If LGBTQIA+ parents want to be able to introduce their pre-school-age children to inspirational role models in transgender history, Little Bee Books , an independent publisher of progressive and inclusive children’s books in New York City, has started an uplifting series board books called “People of Pride”  featuring biographies of  television star Ellen De Generes, Harvey Milk, the first openly gay politician in California, and drag queen, activist, and media personality, Ru Paul Charles.  Victor Chen is credited for the illustrations, but no one lays claim to the pedestrian text about a “trailblazer” (defined in the glossary as “a person who makes it easier for others to succeed”) surely called for a lot more sparkle.  Even if the text had more juice, it probably could not have helped a toddler grasp anything about the contributions AIDS activists and drag queens have made to society.Sarah Savage, author of She’s My Dad: A Story for Children Who Have a Transgender Parent or Relative (2020) illustrated by Joules Garcia is good example of the positive children’s books about difference that British publisher Jessica Kingsley  is known for.  The picture book shows without judgment a child’s joyful acceptance of her father’s transition to a changed body, new identity, and happier life.
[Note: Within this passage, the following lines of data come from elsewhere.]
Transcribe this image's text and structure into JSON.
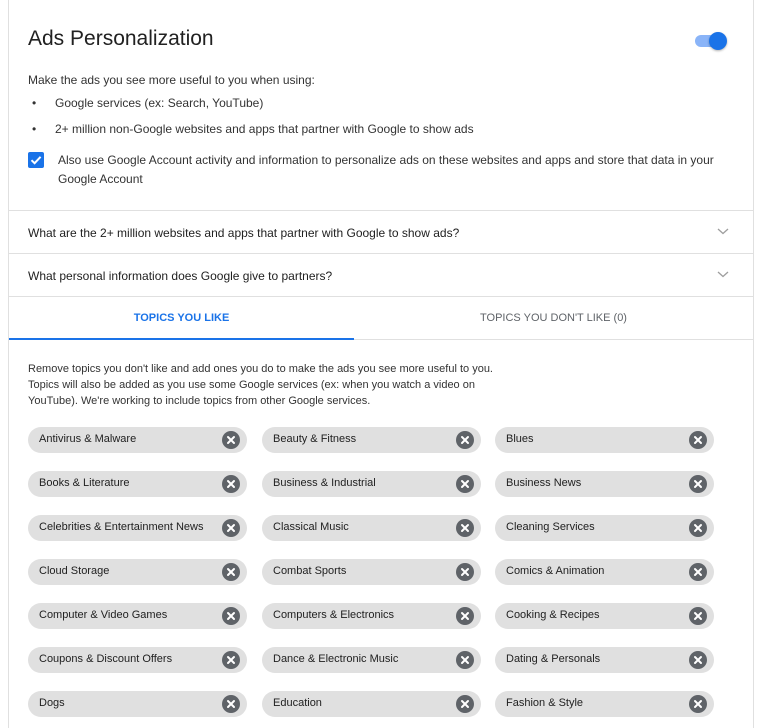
{
  "section": {
    "title": "Ads Personalization",
    "toggle_on": true,
    "intro": "Make the ads you see more useful to you when using:",
    "bullets": [
      "Google services (ex: Search, YouTube)",
      "2+ million non-Google websites and apps that partner with Google to show ads"
    ],
    "checkbox": {
      "checked": true,
      "label": "Also use Google Account activity and information to personalize ads on these websites and apps and store that data in your Google Account"
    }
  },
  "faqs": [
    "What are the 2+ million websites and apps that partner with Google to show ads?",
    "What personal information does Google give to partners?"
  ],
  "tabs": {
    "like": "TOPICS YOU LIKE",
    "dislike": "TOPICS YOU DON'T LIKE (0)"
  },
  "description": "Remove topics you don't like and add ones you do to make the ads you see more useful to you. Topics will also be added as you use some Google services (ex: when you watch a video on YouTube). We're working to include topics from other Google services.",
  "topics": [
    [
      "Antivirus & Malware",
      "Beauty & Fitness",
      "Blues"
    ],
    [
      "Books & Literature",
      "Business & Industrial",
      "Business News"
    ],
    [
      "Celebrities & Entertainment News",
      "Classical Music",
      "Cleaning Services"
    ],
    [
      "Cloud Storage",
      "Combat Sports",
      "Comics & Animation"
    ],
    [
      "Computer & Video Games",
      "Computers & Electronics",
      "Cooking & Recipes"
    ],
    [
      "Coupons & Discount Offers",
      "Dance & Electronic Music",
      "Dating & Personals"
    ],
    [
      "Dogs",
      "Education",
      "Fashion & Style"
    ]
  ],
  "colors": {
    "accent": "#1a73e8",
    "chip_bg": "#e0e0e0",
    "chip_close": "#5f6368"
  },
  "icons": {
    "toggle": "toggle-switch-icon",
    "check": "checkmark-icon",
    "chevron": "chevron-down-icon",
    "remove": "close-circle-icon"
  }
}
Reviewer Ugla Stefanía Kristjönudóttir Jónsdóttir, writer and co-director of My Genderation, praised She’s My Dad as “a sweet, gentle book that doesn’t make being transgender a big deal at all. It’s presented as a part of everyday life and will allow kids to connect to the characters and at the same time learn about different types of families.”

This book seems to present an ideal scenario of unconditional love fulfilled, which the community hopes will someday be the norm. While the account covers the issue of pronouns cogently, it glides over other equally important difficulties inherent in the characters’ situations.  The father is presumed to be a single parent, supported by his parents and brother, his Black wife, and mixed-race daughter.  Mini’s mother is never mentioned and her daughter expresses no sadness at her absence from the family group, the perfect daddy’s girl. The process of transitioning from “he” to “she” covers the surgery and recuperation at home, which disrupts any family’s routine in tiring and unexpected ways, in a page about to a hospital visit, where Mini gives her dad a card and favorite stufftie for comfort.  The chief markers of transitioning are  changes in clothes and hair styles: Mini in her overalls and rainbow tee and her dad in a long layered bob and summery white dress bond over doing their nails together. How honest is six-year-old Mini’s perfect acceptance of her father’s decision, over which she has no power, yet impacts her enormously?  Does Mini as an exemplar set up impossibly high standards for other children, who may be intimidated by Mini, when they compare their divergent thoughts and confused emotions to hers?

If one takes the long view of these books, they are as old as time, no matter how controversial the contents. Their purpose is to train children how they should go, so imagination and art are powerful tools to make the presentation of the values the community wants internalized compelling.